Письмо это произвело на Бачуриныхъ самое лучшее впечатлѣніе. Еще живѣе вспомнилъ Константинъ Платоновичъ веселаго своего друга и еще болѣе потянуло его въ Москву. Онъ прочелъ письмо Иринѣ.
— А вѣдь онъ правду пишетъ, замѣтила она.
— Да, онъ все такой же, какимъ былъ и тогда, открытый, веселый, живой… Такъ напомнило мнѣ его это письмо!
— Желала бы я увидѣть его! задумчиво произнесла Ирина. А что, есть, наконецъ, надежда получить мѣсто въ Москвѣ?

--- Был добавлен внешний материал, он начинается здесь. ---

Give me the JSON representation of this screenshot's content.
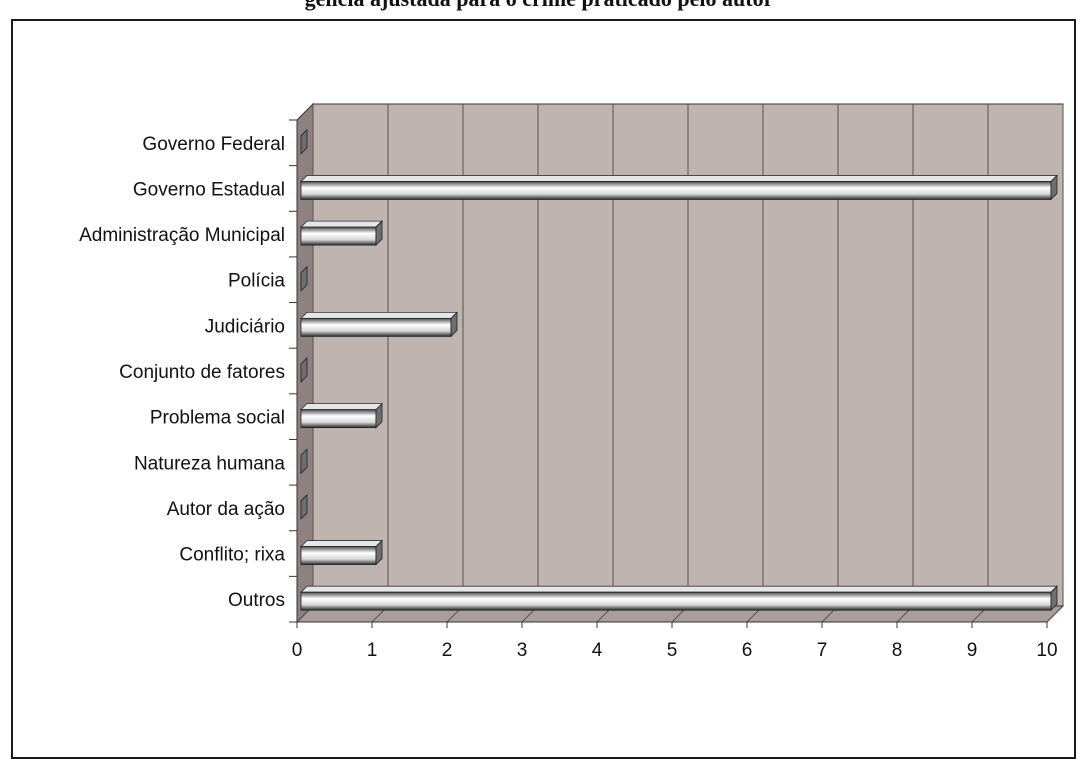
{
  "title": "gência ajustada para o crime praticado pelo autor",
  "colors": {
    "plot_back": "#bfb4b0",
    "plot_side": "#8d8280",
    "plot_floor": "#a99e9b",
    "gridline": "#5a504e",
    "bar_light": "#ffffff",
    "bar_dark": "#2a2a2a",
    "axis": "#333333"
  },
  "chart_data": {
    "type": "bar",
    "orientation": "horizontal",
    "style": "3d",
    "categories": [
      "Governo Federal",
      "Governo Estadual",
      "Administração Municipal",
      "Polícia",
      "Judiciário",
      "Conjunto de fatores",
      "Problema social",
      "Natureza humana",
      "Autor da ação",
      "Conflito; rixa",
      "Outros"
    ],
    "values": [
      0,
      10,
      1,
      0,
      2,
      0,
      1,
      0,
      0,
      1,
      10
    ],
    "xlim": [
      0,
      10
    ],
    "x_ticks": [
      "0",
      "1",
      "2",
      "3",
      "4",
      "5",
      "6",
      "7",
      "8",
      "9",
      "10"
    ],
    "grid": "vertical"
  }
}
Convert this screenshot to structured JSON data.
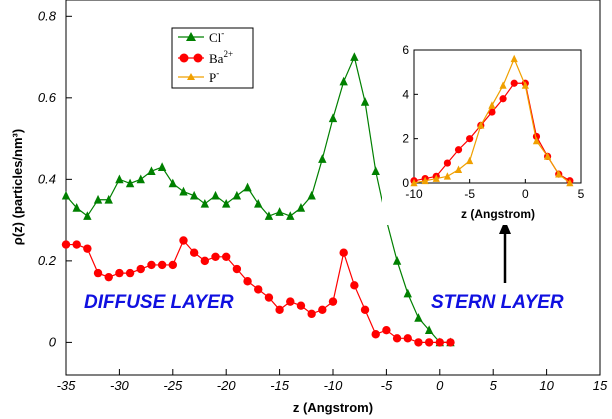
{
  "chart_data": [
    {
      "type": "line",
      "xlabel": "z (Angstrom)",
      "ylabel": "ρ(z) (particles/nm³)",
      "xlim": [
        -35,
        15
      ],
      "ylim": [
        -0.08,
        0.84
      ],
      "xticks": [
        "-35",
        "-30",
        "-25",
        "-20",
        "-15",
        "-10",
        "-5",
        "0",
        "5",
        "10",
        "15"
      ],
      "yticks": [
        "0",
        "0.2",
        "0.4",
        "0.6",
        "0.8"
      ],
      "grid": false,
      "legend": "top-left",
      "series": [
        {
          "name": "Cl⁻",
          "color": "#008000",
          "marker": "triangle",
          "x": [
            -35,
            -34,
            -33,
            -32,
            -31,
            -30,
            -29,
            -28,
            -27,
            -26,
            -25,
            -24,
            -23,
            -22,
            -21,
            -20,
            -19,
            -18,
            -17,
            -16,
            -15,
            -14,
            -13,
            -12,
            -11,
            -10,
            -9,
            -8,
            -7,
            -6,
            -5,
            -4,
            -3,
            -2,
            -1,
            0,
            1
          ],
          "values": [
            0.36,
            0.33,
            0.31,
            0.35,
            0.35,
            0.4,
            0.39,
            0.4,
            0.42,
            0.43,
            0.39,
            0.37,
            0.36,
            0.34,
            0.36,
            0.34,
            0.36,
            0.38,
            0.34,
            0.31,
            0.32,
            0.31,
            0.33,
            0.36,
            0.45,
            0.55,
            0.64,
            0.7,
            0.59,
            0.42,
            0.3,
            0.2,
            0.12,
            0.06,
            0.03,
            0.0,
            0.0
          ]
        },
        {
          "name": "Ba²⁺",
          "color": "#ff0000",
          "marker": "circle",
          "x": [
            -35,
            -34,
            -33,
            -32,
            -31,
            -30,
            -29,
            -28,
            -27,
            -26,
            -25,
            -24,
            -23,
            -22,
            -21,
            -20,
            -19,
            -18,
            -17,
            -16,
            -15,
            -14,
            -13,
            -12,
            -11,
            -10,
            -9,
            -8,
            -7,
            -6,
            -5,
            -4,
            -3,
            -2,
            -1,
            0,
            1
          ],
          "values": [
            0.24,
            0.24,
            0.23,
            0.17,
            0.16,
            0.17,
            0.17,
            0.18,
            0.19,
            0.19,
            0.19,
            0.25,
            0.22,
            0.2,
            0.21,
            0.21,
            0.18,
            0.15,
            0.13,
            0.11,
            0.08,
            0.1,
            0.09,
            0.07,
            0.08,
            0.1,
            0.22,
            0.14,
            0.08,
            0.02,
            0.03,
            0.01,
            0.01,
            0.0,
            0.0,
            0.0,
            0.0
          ]
        }
      ]
    },
    {
      "type": "line",
      "placement": "inset-top-right",
      "xlabel": "z (Angstrom)",
      "ylabel": "",
      "xlim": [
        -10,
        5
      ],
      "ylim": [
        0,
        6
      ],
      "xticks": [
        "-10",
        "-5",
        "0",
        "5"
      ],
      "yticks": [
        "0",
        "2",
        "4",
        "6"
      ],
      "grid": false,
      "series": [
        {
          "name": "Ba²⁺",
          "color": "#ff0000",
          "marker": "circle",
          "x": [
            -10,
            -9,
            -8,
            -7,
            -6,
            -5,
            -4,
            -3,
            -2,
            -1,
            0,
            1,
            2,
            3,
            4
          ],
          "values": [
            0.1,
            0.2,
            0.3,
            0.9,
            1.5,
            2.0,
            2.6,
            3.2,
            3.8,
            4.5,
            4.5,
            2.1,
            1.2,
            0.4,
            0.1
          ]
        },
        {
          "name": "P⁻",
          "color": "#f0a000",
          "marker": "triangle",
          "x": [
            -10,
            -9,
            -8,
            -7,
            -6,
            -5,
            -4,
            -3,
            -2,
            -1,
            0,
            1,
            2,
            3,
            4
          ],
          "values": [
            0.0,
            0.1,
            0.2,
            0.3,
            0.6,
            1.0,
            2.6,
            3.5,
            4.4,
            5.6,
            4.4,
            1.9,
            1.2,
            0.4,
            0.0
          ]
        }
      ]
    }
  ],
  "legend": {
    "cl_label": "Cl",
    "cl_sup": "-",
    "ba_label": "Ba",
    "ba_sup": "2+",
    "p_label": "P",
    "p_sup": "-"
  },
  "annotations": {
    "diffuse": "DIFFUSE LAYER",
    "stern": "STERN LAYER"
  },
  "colors": {
    "cl": "#008000",
    "ba": "#ff0000",
    "p": "#f0a000",
    "annotation": "#1010e0"
  }
}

— Еще ничего неизвѣстно, отвѣтилъ ей братъ.
Хлопоты его близились къ концу и много приходилось ему разъѣзжать, напоминая о себѣ и о разныхъ данныхъ ему обѣщаніяхъ. Болѣе недѣли не могъ онъ собраться отвѣтить Алгасову.
С. Петербургъ, 23 іюля, 1871 г.

«Наконецъ-то урвалъ я минутку, чтобы написать тебѣ, другъ мой Саша. Столько хлопотъ, что ты и не повѣришь. Благодарю тебя за дружеское твое письмо, я вижу, ты дѣйствительно не перемѣнился ко мнѣ, да и вообще, ты мало, должно-быть, измѣнился. Ирина тебѣ кланяется и тоже съ нетерпѣніемъ желаетъ тебя увидѣть.

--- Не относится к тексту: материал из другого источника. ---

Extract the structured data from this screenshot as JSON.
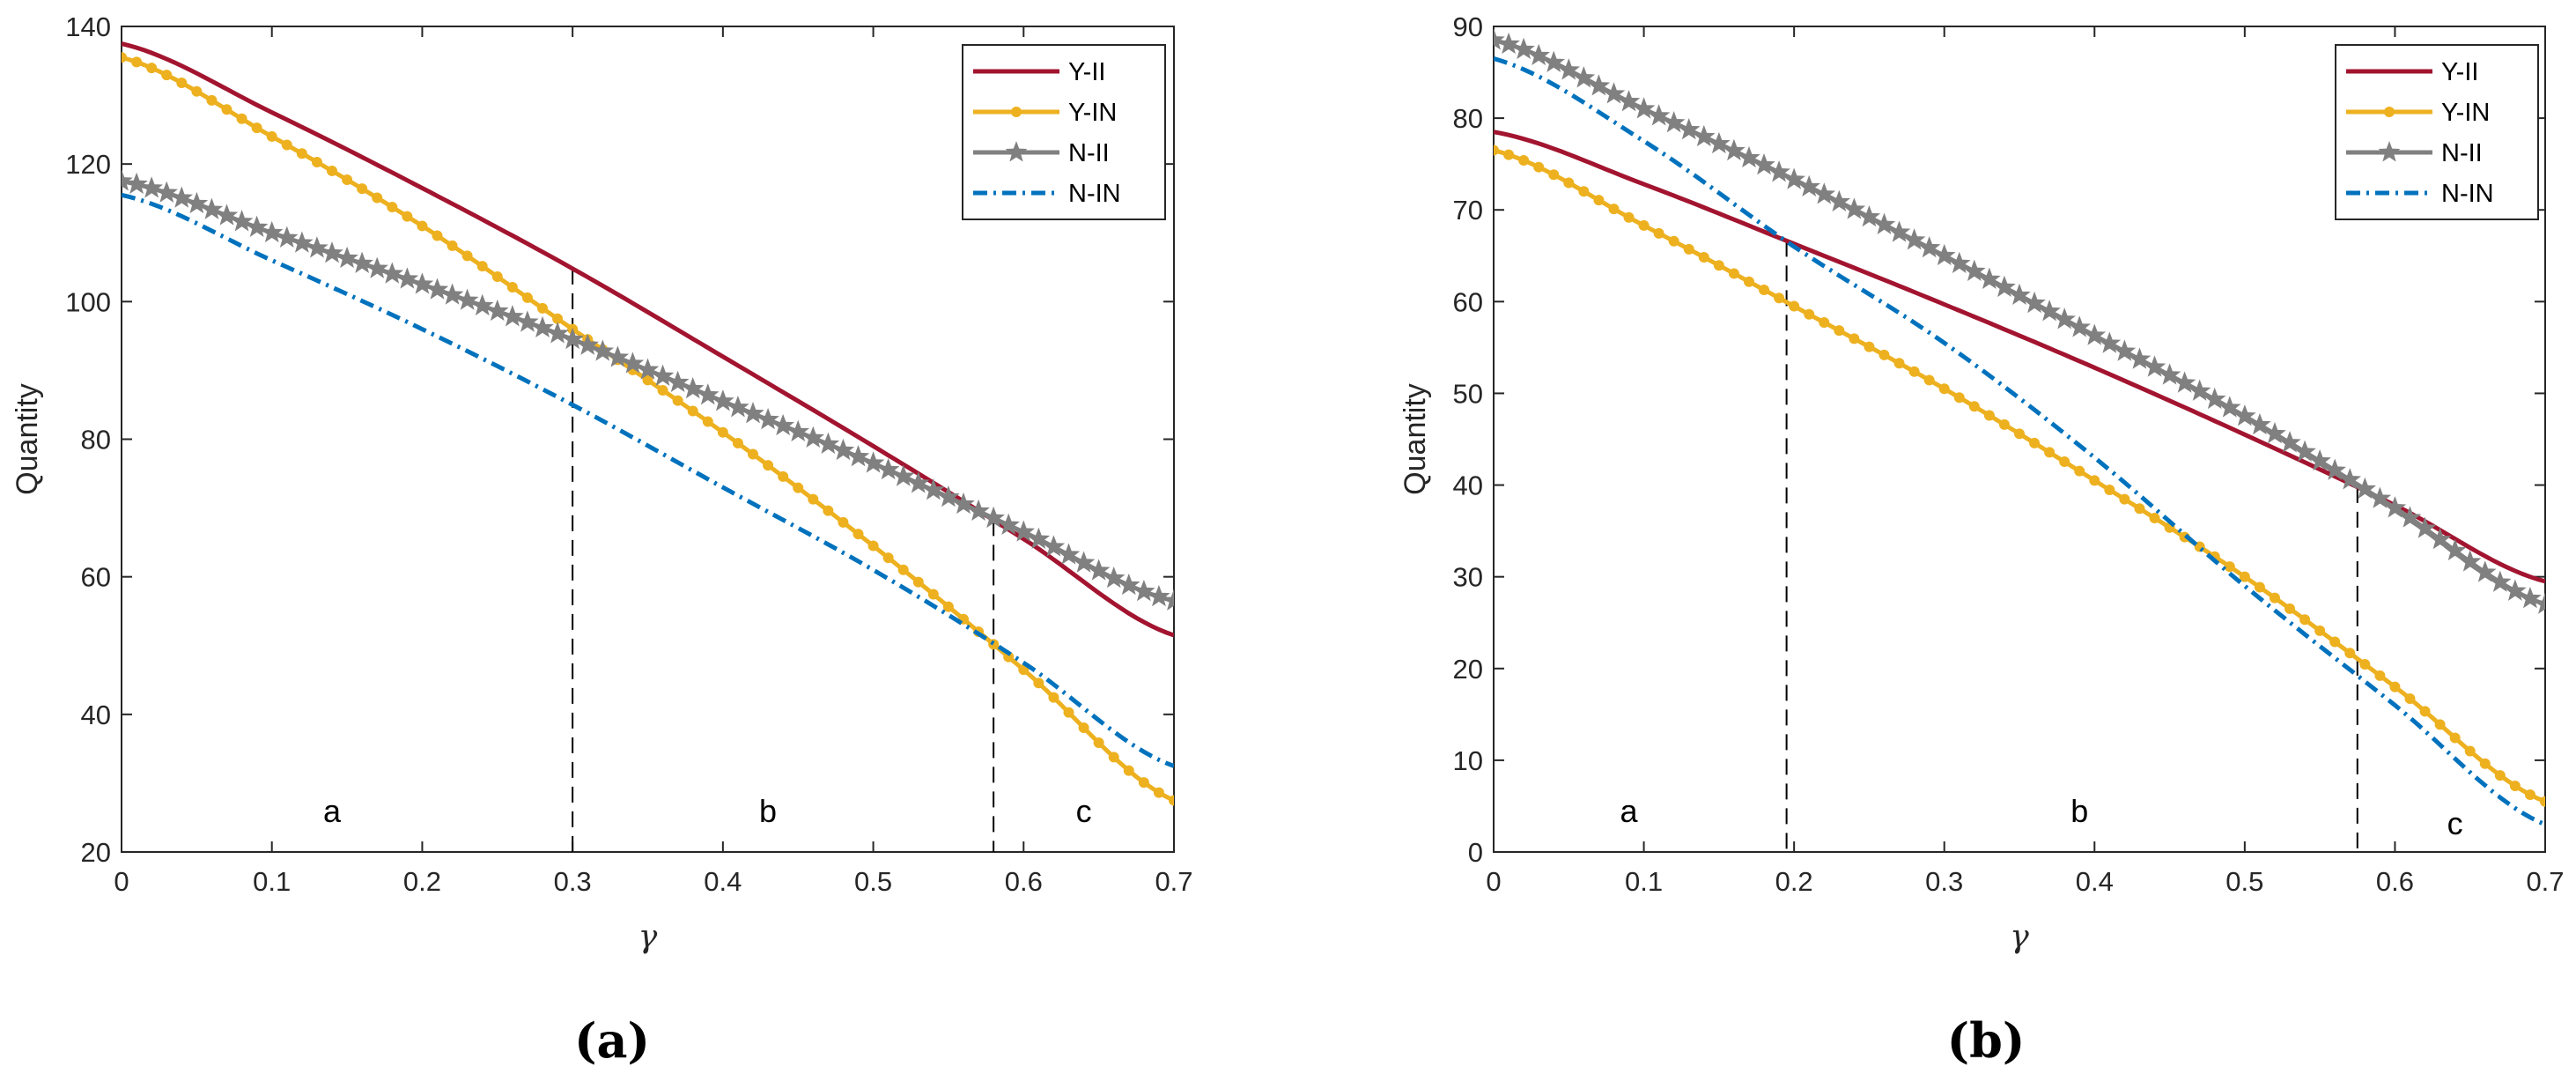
{
  "chart_data": [
    {
      "type": "line",
      "caption": "(a)",
      "xlabel": "γ",
      "ylabel": "Quantity",
      "xlim": [
        0,
        0.7
      ],
      "ylim": [
        20,
        140
      ],
      "xticks": [
        0,
        0.1,
        0.2,
        0.3,
        0.4,
        0.5,
        0.6,
        0.7
      ],
      "xtick_labels": [
        "0",
        "0.1",
        "0.2",
        "0.3",
        "0.4",
        "0.5",
        "0.6",
        "0.7"
      ],
      "yticks": [
        20,
        40,
        60,
        80,
        100,
        120,
        140
      ],
      "ytick_labels": [
        "20",
        "40",
        "60",
        "80",
        "100",
        "120",
        "140"
      ],
      "grid": false,
      "legend_position": "top-right",
      "x": [
        0,
        0.1,
        0.2,
        0.3,
        0.4,
        0.5,
        0.6,
        0.7
      ],
      "series": [
        {
          "name": "Y-II",
          "color": "#A2142F",
          "marker": "none",
          "dash": "solid",
          "values": [
            137.5,
            127.5,
            116.5,
            104.8,
            92.0,
            79.0,
            65.5,
            51.5
          ]
        },
        {
          "name": "Y-IN",
          "color": "#EDB120",
          "marker": "circle",
          "dash": "solid",
          "values": [
            135.5,
            124.0,
            111.0,
            96.0,
            81.0,
            64.5,
            46.5,
            27.5
          ]
        },
        {
          "name": "N-II",
          "color": "#808080",
          "marker": "star",
          "dash": "solid",
          "values": [
            117.5,
            110.0,
            102.5,
            94.5,
            85.5,
            76.5,
            66.5,
            56.5
          ]
        },
        {
          "name": "N-IN",
          "color": "#0072BD",
          "marker": "none",
          "dash": "dashdot",
          "values": [
            115.5,
            106.0,
            96.0,
            85.0,
            73.0,
            61.0,
            47.5,
            32.5
          ]
        }
      ],
      "thresholds": [
        0.3,
        0.58
      ],
      "regions": [
        {
          "label": "a",
          "x": 0.14
        },
        {
          "label": "b",
          "x": 0.43
        },
        {
          "label": "c",
          "x": 0.64
        }
      ]
    },
    {
      "type": "line",
      "caption": "(b)",
      "xlabel": "γ",
      "ylabel": "Quantity",
      "xlim": [
        0,
        0.7
      ],
      "ylim": [
        0,
        90
      ],
      "xticks": [
        0,
        0.1,
        0.2,
        0.3,
        0.4,
        0.5,
        0.6,
        0.7
      ],
      "xtick_labels": [
        "0",
        "0.1",
        "0.2",
        "0.3",
        "0.4",
        "0.5",
        "0.6",
        "0.7"
      ],
      "yticks": [
        0,
        10,
        20,
        30,
        40,
        50,
        60,
        70,
        80,
        90
      ],
      "ytick_labels": [
        "0",
        "10",
        "20",
        "30",
        "40",
        "50",
        "60",
        "70",
        "80",
        "90"
      ],
      "grid": false,
      "legend_position": "top-right",
      "x": [
        0,
        0.1,
        0.2,
        0.3,
        0.4,
        0.5,
        0.6,
        0.7
      ],
      "series": [
        {
          "name": "Y-II",
          "color": "#A2142F",
          "marker": "none",
          "dash": "solid",
          "values": [
            78.5,
            72.8,
            66.3,
            59.7,
            52.8,
            45.5,
            37.8,
            29.5
          ]
        },
        {
          "name": "Y-IN",
          "color": "#EDB120",
          "marker": "circle",
          "dash": "solid",
          "values": [
            76.5,
            68.3,
            59.5,
            50.5,
            40.5,
            30.0,
            18.0,
            5.5
          ]
        },
        {
          "name": "N-II",
          "color": "#808080",
          "marker": "star",
          "dash": "solid",
          "values": [
            88.5,
            81.0,
            73.3,
            65.0,
            56.3,
            47.5,
            37.5,
            27.0
          ]
        },
        {
          "name": "N-IN",
          "color": "#0072BD",
          "marker": "none",
          "dash": "dashdot",
          "values": [
            86.5,
            77.5,
            66.0,
            55.5,
            43.0,
            29.0,
            16.0,
            3.0
          ]
        }
      ],
      "thresholds": [
        0.195,
        0.575
      ],
      "regions": [
        {
          "label": "a",
          "x": 0.09
        },
        {
          "label": "b",
          "x": 0.39
        },
        {
          "label": "c",
          "x": 0.64
        }
      ]
    }
  ]
}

«Да, много у васъ перемѣнъ, какъ я вижу! Мнѣ жаль Сережи, что его нѣтъ. Надолго онъ уѣхалъ? И когда же его сватьба? Вотъ поневолѣ приходится дѣлать вопросы, когда ты ничего путемъ не пишешь. Каково! Надю я помню совсѣмъ молоденькой, и теперь она мать многочисленнаго семейства! Но еще страннѣе будетъ встрѣтить Соню, которую я помню еще дѣвочкой — и вдругъ она важная дама, княгиня! Вотъ моя Ирина, она все та же, нисколько не измѣнилась. Вѣрю, что намъ не будетъ скучно въ Москвѣ, но чтобы когда-нибудь забыли мы Петербургъ — это уже дудки, г. москвичъ.
«А про мѣсто — ничего ты не понимаешь, сущій провинціалъ. Товарищъ прокурора вовсе не такая важная должность, чтобы я не могъ ея получить. Если и не получу, то это просто вслѣдствіе интригъ, а не чрезмѣрнаго моего честолюбія. Тебѣ, пожалуй, и то въ диковинку, что мнѣ еще легче получить мѣсто члена суда, особенно гдѣ-нибудь въ провинціи? Да это мѣсто я и самъ не возьму: воображаю твое удивленіе, когда ты будешь читать эти строки 5).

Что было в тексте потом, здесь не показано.